This is the human Root-Race.
It is just at this point that the modern Kabalists—led into error by the long generations of Christian Mystics who have tampered with the kabalistic records wherever they could—diverge from the Occultists in their interpretations, and take the later thought for the earlier idea. The original Kabalah was entirely metaphysical, and had no concern with animal, or terrestrial, sexes; the later Kabalah has suffocated the divine ideal under the heavy phallic element. The Kabalists say: “God made man male and female.” Says the author of the Qabbalah:
Among the Qabbalists, the necessity to continued creation and existence is called the Balance.[1042]
And being without this “Balance,” connected with Maqom (the mysterious “Place”),[1043] even the First Race is not, as we have seen, recognized by the Sons of the Fifth Adam. From the highest Heavenly Man, the Upper Adam who is “male-female” or Androgyne, down to the Adam of dust, these personified symbols are all connected with sex and procreation. With the Eastern Occultists it is entirely the reverse. The sexual relation they consider as a “Karma” pertaining only to the mundane relation of man, who is dominated by Illusion, a thing to be put aside, the moment that the person becomes “wise.” They considered it a most fortunate circumstance if the Guru (teacher) found in his pupil an aptitude for the pure life of Brahmâchârya. Their dual symbols were to them but the poetical imagery of the sublime correlation of creative cosmic forces. And this ideal conception is found beaming like a golden ray upon each idol, however coarse and grotesque, in the crowded galleries of the sombre fanes of India and other mother-lands of cults.
This will be demonstrated in the following Section.

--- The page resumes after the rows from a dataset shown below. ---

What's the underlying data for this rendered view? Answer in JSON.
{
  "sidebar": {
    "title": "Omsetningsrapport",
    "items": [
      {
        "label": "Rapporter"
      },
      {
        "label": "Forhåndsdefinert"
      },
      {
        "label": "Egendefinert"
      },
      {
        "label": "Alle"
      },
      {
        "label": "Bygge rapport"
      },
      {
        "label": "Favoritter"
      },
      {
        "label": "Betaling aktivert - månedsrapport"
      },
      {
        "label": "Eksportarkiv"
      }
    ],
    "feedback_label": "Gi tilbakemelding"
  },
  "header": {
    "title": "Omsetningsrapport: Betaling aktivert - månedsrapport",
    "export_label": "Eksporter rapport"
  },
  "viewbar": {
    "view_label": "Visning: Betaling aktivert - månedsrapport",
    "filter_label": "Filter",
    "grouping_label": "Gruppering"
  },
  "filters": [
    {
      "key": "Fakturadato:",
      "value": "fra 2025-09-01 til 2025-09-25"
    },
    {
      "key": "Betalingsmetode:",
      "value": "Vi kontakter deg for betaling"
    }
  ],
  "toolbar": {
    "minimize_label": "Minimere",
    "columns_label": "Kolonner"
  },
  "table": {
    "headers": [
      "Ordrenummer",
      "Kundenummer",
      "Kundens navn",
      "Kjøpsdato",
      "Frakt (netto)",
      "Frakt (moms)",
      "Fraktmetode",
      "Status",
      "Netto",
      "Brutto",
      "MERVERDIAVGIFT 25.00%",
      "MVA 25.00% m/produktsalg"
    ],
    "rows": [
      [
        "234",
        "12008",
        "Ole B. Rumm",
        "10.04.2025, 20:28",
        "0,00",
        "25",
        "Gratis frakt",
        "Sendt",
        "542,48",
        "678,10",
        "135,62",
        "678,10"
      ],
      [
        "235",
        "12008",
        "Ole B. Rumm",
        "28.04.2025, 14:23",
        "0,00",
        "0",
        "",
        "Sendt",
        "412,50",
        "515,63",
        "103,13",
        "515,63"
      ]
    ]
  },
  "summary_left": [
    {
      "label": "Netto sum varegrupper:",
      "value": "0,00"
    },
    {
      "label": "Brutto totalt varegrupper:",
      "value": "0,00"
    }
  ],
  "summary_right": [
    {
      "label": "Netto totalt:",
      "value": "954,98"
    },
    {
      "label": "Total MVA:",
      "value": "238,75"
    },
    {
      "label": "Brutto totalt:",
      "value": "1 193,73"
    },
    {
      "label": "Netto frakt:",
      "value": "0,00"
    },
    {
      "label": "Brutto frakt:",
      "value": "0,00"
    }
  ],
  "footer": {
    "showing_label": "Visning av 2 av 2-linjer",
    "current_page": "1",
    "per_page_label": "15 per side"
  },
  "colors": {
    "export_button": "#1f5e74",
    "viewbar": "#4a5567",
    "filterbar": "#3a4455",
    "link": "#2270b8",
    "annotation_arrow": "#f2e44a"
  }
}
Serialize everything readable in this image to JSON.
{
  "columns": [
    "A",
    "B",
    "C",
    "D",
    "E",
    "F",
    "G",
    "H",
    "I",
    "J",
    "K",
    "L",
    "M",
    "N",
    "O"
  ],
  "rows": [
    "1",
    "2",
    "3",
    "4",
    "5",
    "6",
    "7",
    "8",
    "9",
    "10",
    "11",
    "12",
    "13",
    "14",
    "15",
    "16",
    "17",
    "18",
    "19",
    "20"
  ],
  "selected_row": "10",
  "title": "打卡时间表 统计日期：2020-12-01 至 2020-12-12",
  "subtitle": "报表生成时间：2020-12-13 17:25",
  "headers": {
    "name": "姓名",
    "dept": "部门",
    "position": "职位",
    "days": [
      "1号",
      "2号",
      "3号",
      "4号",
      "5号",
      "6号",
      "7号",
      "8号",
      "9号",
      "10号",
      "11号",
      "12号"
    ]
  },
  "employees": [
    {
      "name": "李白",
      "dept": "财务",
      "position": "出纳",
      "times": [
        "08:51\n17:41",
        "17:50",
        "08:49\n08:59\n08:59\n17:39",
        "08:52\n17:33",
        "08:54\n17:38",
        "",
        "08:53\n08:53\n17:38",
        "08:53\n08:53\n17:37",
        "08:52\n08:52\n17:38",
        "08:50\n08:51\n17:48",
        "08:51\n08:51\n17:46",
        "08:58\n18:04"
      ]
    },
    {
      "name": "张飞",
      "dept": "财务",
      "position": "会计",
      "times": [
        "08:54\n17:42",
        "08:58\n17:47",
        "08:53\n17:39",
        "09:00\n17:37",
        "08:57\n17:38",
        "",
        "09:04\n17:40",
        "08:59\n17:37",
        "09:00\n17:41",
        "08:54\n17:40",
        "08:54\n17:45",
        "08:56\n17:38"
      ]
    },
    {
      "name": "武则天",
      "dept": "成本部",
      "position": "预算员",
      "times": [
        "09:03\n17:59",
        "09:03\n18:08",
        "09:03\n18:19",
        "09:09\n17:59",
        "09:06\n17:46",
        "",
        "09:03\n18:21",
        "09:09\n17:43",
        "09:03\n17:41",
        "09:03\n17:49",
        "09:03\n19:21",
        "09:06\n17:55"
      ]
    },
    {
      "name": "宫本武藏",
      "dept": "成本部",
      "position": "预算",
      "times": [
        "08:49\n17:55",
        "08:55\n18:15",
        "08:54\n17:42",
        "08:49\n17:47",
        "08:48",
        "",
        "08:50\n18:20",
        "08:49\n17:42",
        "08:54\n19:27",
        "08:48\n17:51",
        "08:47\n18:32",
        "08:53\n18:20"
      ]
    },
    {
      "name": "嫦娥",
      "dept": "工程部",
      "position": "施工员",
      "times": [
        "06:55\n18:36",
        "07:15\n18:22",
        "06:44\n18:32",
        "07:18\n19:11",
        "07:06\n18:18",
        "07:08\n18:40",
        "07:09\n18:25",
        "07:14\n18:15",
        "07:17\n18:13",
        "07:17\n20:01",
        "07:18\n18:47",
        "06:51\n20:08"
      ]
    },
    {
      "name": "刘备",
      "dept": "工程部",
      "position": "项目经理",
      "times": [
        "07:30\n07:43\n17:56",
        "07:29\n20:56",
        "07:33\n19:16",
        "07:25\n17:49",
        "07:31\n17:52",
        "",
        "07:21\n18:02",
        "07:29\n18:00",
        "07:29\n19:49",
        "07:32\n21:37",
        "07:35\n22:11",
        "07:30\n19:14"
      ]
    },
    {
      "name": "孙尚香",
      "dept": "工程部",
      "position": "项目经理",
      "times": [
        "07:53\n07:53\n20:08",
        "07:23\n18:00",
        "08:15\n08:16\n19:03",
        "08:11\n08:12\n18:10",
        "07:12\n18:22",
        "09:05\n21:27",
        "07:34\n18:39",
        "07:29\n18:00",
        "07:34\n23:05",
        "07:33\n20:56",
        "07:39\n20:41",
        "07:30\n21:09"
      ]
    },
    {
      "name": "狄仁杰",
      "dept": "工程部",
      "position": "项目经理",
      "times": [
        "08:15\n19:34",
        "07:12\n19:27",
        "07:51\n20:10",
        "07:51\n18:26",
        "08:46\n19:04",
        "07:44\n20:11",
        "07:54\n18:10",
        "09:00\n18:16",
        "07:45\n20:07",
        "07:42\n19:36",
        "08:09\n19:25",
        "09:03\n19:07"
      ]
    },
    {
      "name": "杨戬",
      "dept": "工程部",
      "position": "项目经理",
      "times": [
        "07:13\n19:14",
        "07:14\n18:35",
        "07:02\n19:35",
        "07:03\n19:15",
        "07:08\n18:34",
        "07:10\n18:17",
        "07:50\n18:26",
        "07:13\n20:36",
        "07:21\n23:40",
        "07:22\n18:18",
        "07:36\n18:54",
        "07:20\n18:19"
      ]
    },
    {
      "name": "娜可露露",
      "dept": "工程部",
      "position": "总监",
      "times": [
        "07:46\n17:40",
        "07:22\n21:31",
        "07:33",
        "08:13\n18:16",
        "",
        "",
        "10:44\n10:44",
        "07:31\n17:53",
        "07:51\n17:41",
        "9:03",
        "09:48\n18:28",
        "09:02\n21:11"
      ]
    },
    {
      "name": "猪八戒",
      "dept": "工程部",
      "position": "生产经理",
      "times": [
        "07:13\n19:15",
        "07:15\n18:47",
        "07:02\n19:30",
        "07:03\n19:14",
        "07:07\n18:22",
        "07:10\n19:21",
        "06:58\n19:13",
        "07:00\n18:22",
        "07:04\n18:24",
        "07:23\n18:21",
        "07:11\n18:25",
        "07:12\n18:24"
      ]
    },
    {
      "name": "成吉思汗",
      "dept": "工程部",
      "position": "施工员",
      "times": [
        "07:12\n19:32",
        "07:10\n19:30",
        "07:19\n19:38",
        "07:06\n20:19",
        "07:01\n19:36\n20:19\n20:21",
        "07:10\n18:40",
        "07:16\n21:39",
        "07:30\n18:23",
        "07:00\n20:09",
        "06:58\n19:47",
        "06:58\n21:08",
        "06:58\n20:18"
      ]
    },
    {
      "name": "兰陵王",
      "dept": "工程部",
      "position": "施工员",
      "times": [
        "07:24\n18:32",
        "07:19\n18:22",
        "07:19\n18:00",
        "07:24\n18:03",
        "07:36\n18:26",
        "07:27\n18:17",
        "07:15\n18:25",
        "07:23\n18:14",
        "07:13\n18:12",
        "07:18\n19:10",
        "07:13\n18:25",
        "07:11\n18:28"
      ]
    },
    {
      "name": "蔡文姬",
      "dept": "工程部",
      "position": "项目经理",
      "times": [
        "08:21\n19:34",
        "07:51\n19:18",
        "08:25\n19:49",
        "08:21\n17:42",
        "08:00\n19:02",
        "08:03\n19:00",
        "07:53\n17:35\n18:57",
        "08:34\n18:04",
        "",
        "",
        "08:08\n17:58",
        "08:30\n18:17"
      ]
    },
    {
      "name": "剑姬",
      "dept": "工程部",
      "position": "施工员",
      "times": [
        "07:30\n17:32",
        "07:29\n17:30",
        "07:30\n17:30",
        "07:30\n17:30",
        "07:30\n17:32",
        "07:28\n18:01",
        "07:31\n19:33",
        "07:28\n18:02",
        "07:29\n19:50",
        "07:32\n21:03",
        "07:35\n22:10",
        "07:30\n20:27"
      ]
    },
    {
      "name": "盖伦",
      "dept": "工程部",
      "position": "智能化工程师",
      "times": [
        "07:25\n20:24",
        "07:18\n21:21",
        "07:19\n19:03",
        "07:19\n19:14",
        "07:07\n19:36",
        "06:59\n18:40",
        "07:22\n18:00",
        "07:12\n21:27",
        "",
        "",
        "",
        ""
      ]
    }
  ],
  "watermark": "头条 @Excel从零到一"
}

Meanwhile, it may be added that, with the Gnostics, the second Adam also emanates from the Primeval Man, the Ophite Adamas, in [pg 480] “whose image he is made”; the third, from this second—an Androgyne. The latter is symbolized in the sixth and seventh pairs of the male-female Æons, Amphain-Essumen (Ἀμφαὶν Ἐσσουμὲν), and Vananin-Lamertade (Οὐανανίν Λαμερτάδε)—Father and Mother[1044]—while the fourth Adam, or Race, is represented by a Priapean monster. The latter—a Post-Christian fancy—is the degraded copy of the Ante-Christian Gnostic symbol of the “Good One,” or “He, who created before anything existed,” the Celestial Priapus—truly born from Venus and Bacchus when that God returned from his expedition into India, for Venus and Bacchus are the post-types of Aditi and the Spirit. The later Priapus, one, however, with Agathodæmon, the Gnostic Saviour, and even with Abraxas, is no longer the glyph for abstract creative Power, but symbolizes the four Adams, or Races, the fifth being represented by the five branches cut off from the Tree of Life on which the old man stands in the Gnostic gems. The number of the Root-Races was recorded in the ancient Greek temples by the seven vowels, of which five were framed in a panel in the Initiation Halls of the Adyta. The Egyptian glyph for it was a hand with five fingers spread out, the fifth or little finger being only half-grown, and also five “N's”—hieroglyphs standing for that letter. The Romans used the five vowels A E I O V in their fanes; and this archaic symbol was adopted during the Middle Ages as a motto by the House of the Hapsburgs. Sic transit gloria!
Section III. The “Holy of Holies.” Its Degradation.
The Sanctum Sanctorum of the Ancients, also called the Adytum—the recess at the West end of the Temple which was enclosed on three sides by blank walls and had its only aperture or door hung over with a curtain—was common to all ancient nations.